FOREWORD

THERE WERE SIX OF THEM, FIVE YOUNG MEN AND ONE woman, dressed in brand-new desert camo and pristine combat boots, posing for a cell-phone photo at the terminal gate. They were the sort of soldiers you see everywhere in American airports these days: Guys with Oakley shades perched atop freshly shaved heads, women with hair tucked inside their caps, moving purposefully and a little furtively, separate from everyone else.

Their expressions seemed both confident and a little edgy. No one knows what the future holds, but it is seldom as obvious or meaningful as when a person sets off for armed conflict. From that moment on, anything can happen. The soldiers were documenting a true departure, the beginning of a very personal and potentially fatal group experiment: This is us leaving Atlanta, leaving the known world behind.

The scene has been repeated, in various incarnations, for as long as people have been going off to war. It would have been much the same for Romulus Tolbert, a soldier I was trailing, nearly a century and a half after the fact. In the fall of 1863, Tolbert was waiting with his fellow soldiers in the Indianapolis train station, in his own crisp uniform and unsullied boots, preparing to ship off to the American Civil War. He was about to step across a similar threshold, and he faced the same basic question: Will I make it back? He had no way of knowing how bad things would get, which was probably just as well.

I came across Tolbert’s story while researching a comparatively obscure historical episode that had made the local news two decades before, when a farmer and a Memphis lawyer reported finding what they believed to be the remains of a steamboat known as the Sultana buried beneath an Arkansas soybean field. The Sultana saga was by then largely forgotten, despite its epic proportions and the fact that it branched off into a network of intriguing subplots, one of which concerned Tolbert. The interwoven stories of the Sultana disaster have a lot to say about human survival, and they are particularly attractive to those of us eating frozen yogurt in Concourse E. They show us what a full onslaught is like, with everything the Fates can throw at you.

The Sultana disaster was remarkable primarily for its magnitude. More than seventeen hundred people died after the grossly overloaded boat exploded, burned, and sank in the flooded Mississippi River at the end of the Civil War, making it the worst maritime disaster in American history. It also represented the climax of a series of momentous trials for most of those aboard, including Tolbert, his friend John Maddox, and, among the more than two thousand recently released Union prisoners of war, two others from the same region of Indiana, J. Walter Elliott and Perry Summerville. Aside from Tolbert and Maddox, these four men had not crossed paths before the war.

Looking back now, when their lives can be considered of a piece, it is clear that they and most of the other Sultana survivors were capable of enduring almost anything, and for an extended period of time. The bar was continually being raised.
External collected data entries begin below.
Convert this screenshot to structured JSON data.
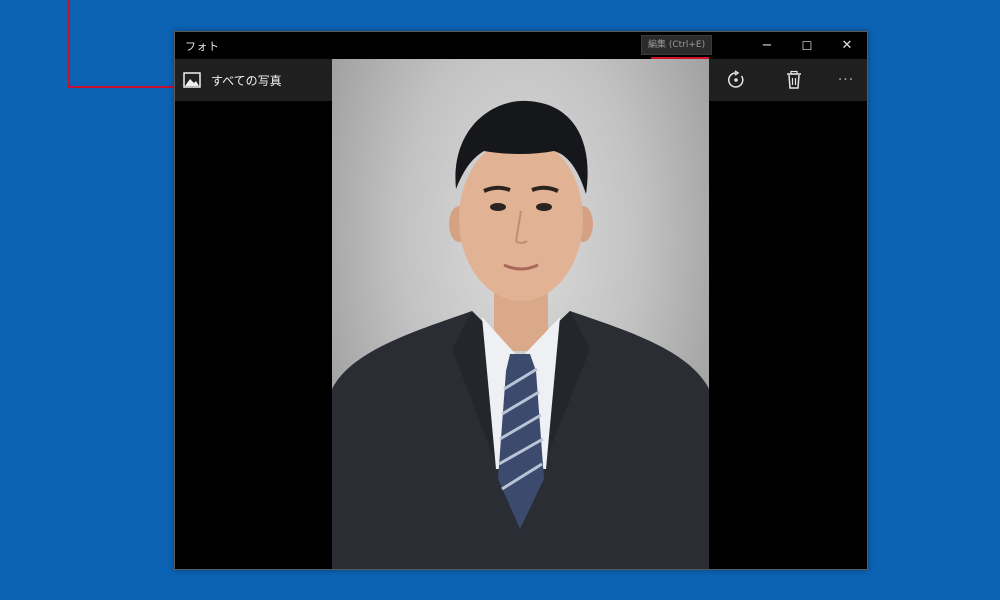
{
  "window": {
    "title": "フォト",
    "minimize_glyph": "−",
    "maximize_glyph": "☐",
    "close_glyph": "✕"
  },
  "tooltip": {
    "text": "編集 (Ctrl+E)"
  },
  "toolbar": {
    "back_label": "すべての写真",
    "back_icon": "photo-icon",
    "buttons": [
      {
        "name": "people-icon"
      },
      {
        "name": "slideshow-icon"
      },
      {
        "name": "edit-pencil-icon"
      },
      {
        "name": "rotate-icon"
      },
      {
        "name": "delete-icon"
      },
      {
        "name": "more-icon",
        "glyph": "···"
      }
    ]
  },
  "photo": {
    "subject": "portrait"
  },
  "colors": {
    "desktop": "#0c63b4",
    "highlight": "#d0122a",
    "toolbar": "#1f1f1f"
  }
}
At each level they watched stronger, smarter, and seemingly luckier people disappear from the frame. It would have been nice if they could have known that the bullets piercing the air at Chickamauga would not find them, that the diseases they suffered in prison would eventually abate, and that they could wake up on a burning boat on a flooded river and somehow make it to shore, but they could not know what the future held, nor how much they could survive. Only in looking back can the results of their experiment be known.

Survival is not an achievement. It is a process, and it is impossible to know, at any given moment, where you are in that process. The soldiers in the Atlanta airport could (or might) have been embarking on an uneventful tour, a dramatic sidebar of the war in Iraq or Afghanistan, set to an iPod soundtrack of Drowning Pool and Ludacris songs, or they might have been on their way to getting their throats slit, live on a streaming Internet video, and it would have been much the same for the soldiers aboard the Sultana. Even before they boarded the boat, Tolbert and most of the other recently paroled prisoners had burned through their reserves of physical, mental, and emotional calories in what was essentially a phased experiment in human survival, the results of which would not be revealed for decades, until the last of them lay on their deathbeds as old men. By the time the Sultana went down, they had endured pretty much everything the world can throw at you: Violence, deprivation, sickness, humiliation, loss of friends and brothers, betrayal by their own country and in some cases their own countrymen. All that was left was the specter of a sudden and complete disaster, and soon that came, too. At no point did they know the logarithm of their survival. The dangers were diffuse. Even after the disaster, they knew only that a crowning blow had been delivered at the precise moment when they had every reason to believe they had left their troubles behind. Under the circumstances, their survival must have come as something of a surprise, and even after they made it to shore, it would have been hard to breathe a sigh of relief.

A body and brain under extreme duress go through all sorts of chemical transformations, which influence how a person responds and, to varying degrees, what happens next. Faced with a mortal threat, an otherwise normal life can become so magnified, so pixilated that it may be hard to remember what it was like before or to imagine how it will be afterward, to even clearly recall that day in the Atlanta airport or in the Indianapolis train station when your boots were untainted by mud and blood, and when survival was just an idea for the very last time.